Mumbai: Indian bond yields ended off intraday lows on 2 February 2007 after inflation crossed 6 percent for the second time in a month, leaving traders uncertain of the central bank’s monetary moves in the near term.
India’s annual inflation stood at 6.11 percent for the week ended January 20, up from the previous week’s 5.95 percent, data released on Friday showed. It hit a two-year high of 6.12 percent at the start of January.
The yield on the benchmark 10-year bond ended at 7.70 percent, down from the previous close of 7.72 percent, but higher than the 7.67 percent quoted before the government released inflation data.
“Traders are wary about possible tightening by the central bank ahead of the April policy,” a trader at a private bank said.

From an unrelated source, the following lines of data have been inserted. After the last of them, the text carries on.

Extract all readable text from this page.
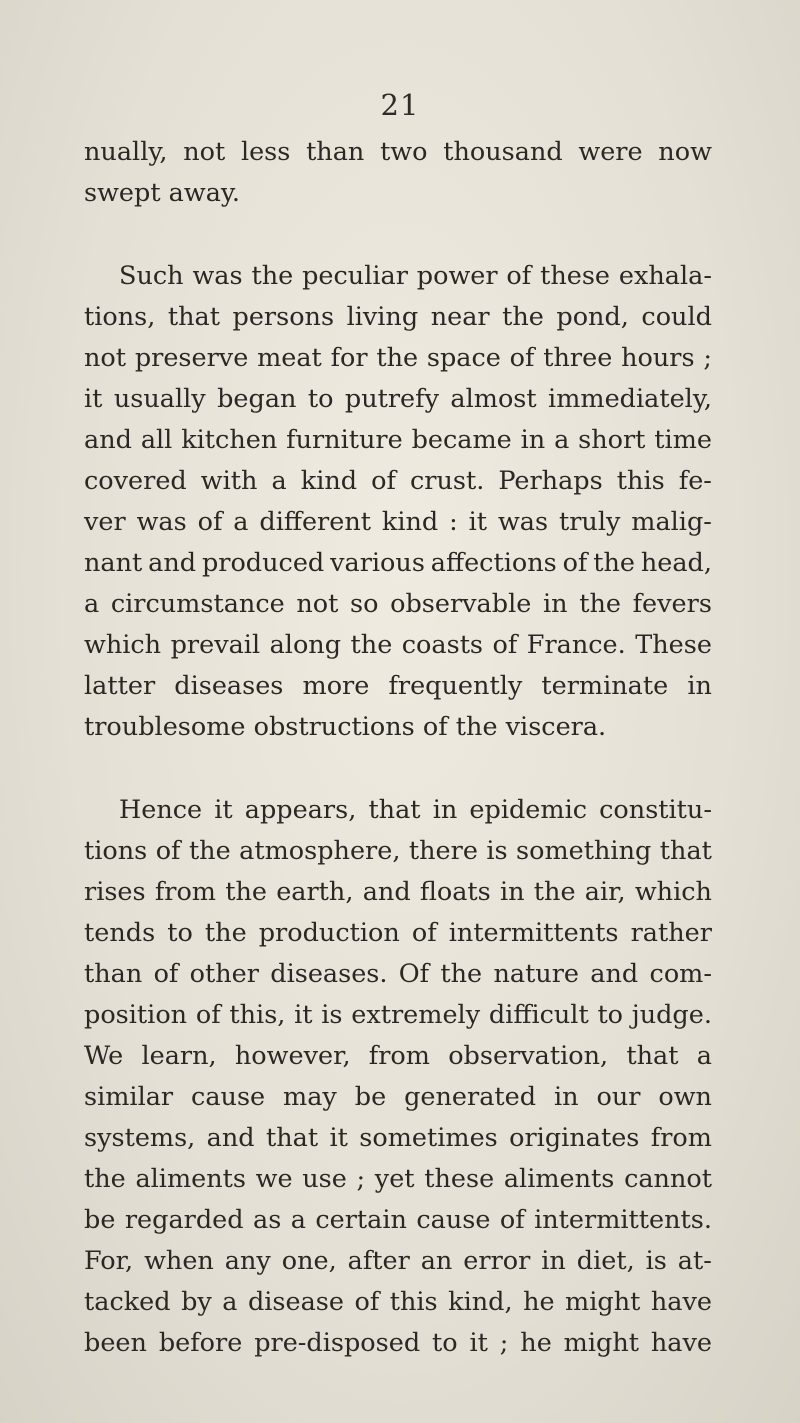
21
nually, not less than two thousand were now
swept away.
Such was the peculiar power of these exhala-
tions, that persons living near the pond, could
not preserve meat for the space of three hours ;
it usually began to putrefy almost immediately,
and all kitchen furniture became in a short time
covered with a kind of crust. Perhaps this fe-
ver was of a different kind : it was truly malig-
nant and produced various affections of the head,
a circumstance not so observable in the fevers
which prevail along the coasts of France. These
latter diseases more frequently terminate in
troublesome obstructions of the viscera.
Hence it appears, that in epidemic constitu-
tions of the atmosphere, there is something that
rises from the earth, and floats in the air, which
tends to the production of intermittents rather
than of other diseases. Of the nature and com-
position of this, it is extremely difficult to judge.
We learn, however, from observation, that a
similar cause may be generated in our own
systems, and that it sometimes originates from
the aliments we use ; yet these aliments cannot
be regarded as a certain cause of intermittents.
For, when any one, after an error in diet, is at-
tacked by a disease of this kind, he might have
been before pre-disposed to it ; he might have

The Reserve Bank of India (RBI) raised its short-term lending rate by an expected 25 basis points to 7.50 percent on Wednesday to rein in inflation. It left its borrowing rate unchanged at 6.0 percent.
RBI Governor Yaga Venugopal Reddy said on 2 February 2007 the central bank’s top priority is to bring inflation back into a 5.0-5.5 percent range. He said the RBI would use multiple monetary instruments in the present situation.
On Wednesday, the US Federal Reserve left interest rates unchanged and said price pressures were likely to moderate. The Fed’s decision helped yields to ease in early trade.